Sydney rolled up the cuffs on her ENEL coveralls, trying to make them look more like they fit her, when they belonged to Giustino, who stood about four inches taller. When she finished, she smoothed out the uniform, and Griffin, also in ENEL coveralls, nodded.
“Not to worry,” he said. “No one will pay much attention.”
She could only hope, she thought as they walked across the street to the van where Giustino, dressed all in black, was waiting.
The moment she slid into the front passenger seat, Griffin said, “Do me a favor, Fitzpatrick. When we get to the American Academy, don’t say a thing.”

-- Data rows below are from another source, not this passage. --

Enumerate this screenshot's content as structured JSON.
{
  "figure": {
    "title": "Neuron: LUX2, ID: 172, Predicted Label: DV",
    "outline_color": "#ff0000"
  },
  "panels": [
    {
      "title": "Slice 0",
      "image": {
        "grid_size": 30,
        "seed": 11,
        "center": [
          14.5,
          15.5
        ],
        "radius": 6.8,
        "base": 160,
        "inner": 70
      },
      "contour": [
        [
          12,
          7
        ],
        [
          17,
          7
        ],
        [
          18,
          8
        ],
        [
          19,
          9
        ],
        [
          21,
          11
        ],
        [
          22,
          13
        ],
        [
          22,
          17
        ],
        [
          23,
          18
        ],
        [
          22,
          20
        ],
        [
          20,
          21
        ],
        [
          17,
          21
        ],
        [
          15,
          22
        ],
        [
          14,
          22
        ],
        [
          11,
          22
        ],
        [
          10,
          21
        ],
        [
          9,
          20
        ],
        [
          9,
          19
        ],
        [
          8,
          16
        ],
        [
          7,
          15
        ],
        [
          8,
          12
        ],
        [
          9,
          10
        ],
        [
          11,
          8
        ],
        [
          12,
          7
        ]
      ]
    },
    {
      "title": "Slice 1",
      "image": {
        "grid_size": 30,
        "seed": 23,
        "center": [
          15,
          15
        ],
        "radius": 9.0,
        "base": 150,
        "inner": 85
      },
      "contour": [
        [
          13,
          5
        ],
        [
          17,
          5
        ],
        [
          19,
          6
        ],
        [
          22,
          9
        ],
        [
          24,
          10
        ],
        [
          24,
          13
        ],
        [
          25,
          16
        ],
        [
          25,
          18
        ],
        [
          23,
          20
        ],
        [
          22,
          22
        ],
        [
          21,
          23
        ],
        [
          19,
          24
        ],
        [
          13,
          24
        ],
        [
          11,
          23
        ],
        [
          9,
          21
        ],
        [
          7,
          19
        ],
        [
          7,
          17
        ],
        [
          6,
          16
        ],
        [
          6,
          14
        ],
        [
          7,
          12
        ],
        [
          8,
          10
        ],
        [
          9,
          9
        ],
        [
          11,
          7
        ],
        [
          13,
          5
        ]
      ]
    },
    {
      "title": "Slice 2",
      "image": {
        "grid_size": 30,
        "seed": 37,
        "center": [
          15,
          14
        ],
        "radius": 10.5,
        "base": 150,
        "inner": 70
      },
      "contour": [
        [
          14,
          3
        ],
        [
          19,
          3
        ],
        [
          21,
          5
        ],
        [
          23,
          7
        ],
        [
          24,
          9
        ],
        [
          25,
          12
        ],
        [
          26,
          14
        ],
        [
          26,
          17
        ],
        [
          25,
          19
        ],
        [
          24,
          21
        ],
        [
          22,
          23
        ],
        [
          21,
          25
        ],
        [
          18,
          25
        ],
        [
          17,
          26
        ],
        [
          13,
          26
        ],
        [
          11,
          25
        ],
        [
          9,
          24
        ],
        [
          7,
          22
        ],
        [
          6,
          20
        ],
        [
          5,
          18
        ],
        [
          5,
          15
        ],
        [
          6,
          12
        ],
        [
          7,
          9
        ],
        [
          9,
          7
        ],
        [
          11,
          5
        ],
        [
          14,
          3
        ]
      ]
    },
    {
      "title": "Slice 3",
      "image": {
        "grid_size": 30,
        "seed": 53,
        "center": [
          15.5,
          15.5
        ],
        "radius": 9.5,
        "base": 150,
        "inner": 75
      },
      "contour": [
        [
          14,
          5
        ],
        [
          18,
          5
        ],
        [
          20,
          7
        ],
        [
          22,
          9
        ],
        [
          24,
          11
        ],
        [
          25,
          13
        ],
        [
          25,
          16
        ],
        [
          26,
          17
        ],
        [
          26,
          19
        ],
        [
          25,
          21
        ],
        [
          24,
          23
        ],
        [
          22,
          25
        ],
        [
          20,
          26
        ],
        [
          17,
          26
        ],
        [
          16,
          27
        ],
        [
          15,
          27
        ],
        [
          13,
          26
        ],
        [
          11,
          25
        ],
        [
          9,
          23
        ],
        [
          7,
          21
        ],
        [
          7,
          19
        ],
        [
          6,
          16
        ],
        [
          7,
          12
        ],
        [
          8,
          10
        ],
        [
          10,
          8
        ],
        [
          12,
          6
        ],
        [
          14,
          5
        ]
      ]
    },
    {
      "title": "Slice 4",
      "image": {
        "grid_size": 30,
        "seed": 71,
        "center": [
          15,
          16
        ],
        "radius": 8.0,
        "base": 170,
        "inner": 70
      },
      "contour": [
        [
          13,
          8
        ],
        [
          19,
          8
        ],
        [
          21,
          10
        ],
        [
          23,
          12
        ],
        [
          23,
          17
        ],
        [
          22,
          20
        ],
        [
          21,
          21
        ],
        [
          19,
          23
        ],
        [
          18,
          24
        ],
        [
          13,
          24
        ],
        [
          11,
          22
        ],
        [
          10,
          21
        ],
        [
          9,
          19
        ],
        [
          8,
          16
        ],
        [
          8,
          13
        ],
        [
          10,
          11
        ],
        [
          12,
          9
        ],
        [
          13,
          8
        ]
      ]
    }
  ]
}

“Like the four words of Italian I know are going to do much good?”
“You sure you want to do this?”
“Absolutely.”
A little after ten, they drove to the academy, the ENEL electric company logo still on the van, a perfect cover for their plans this evening. Griffin dropped Giustino off around the corner from the entrance, then waited a short way down the street. About five minutes later, every light at the academy went out.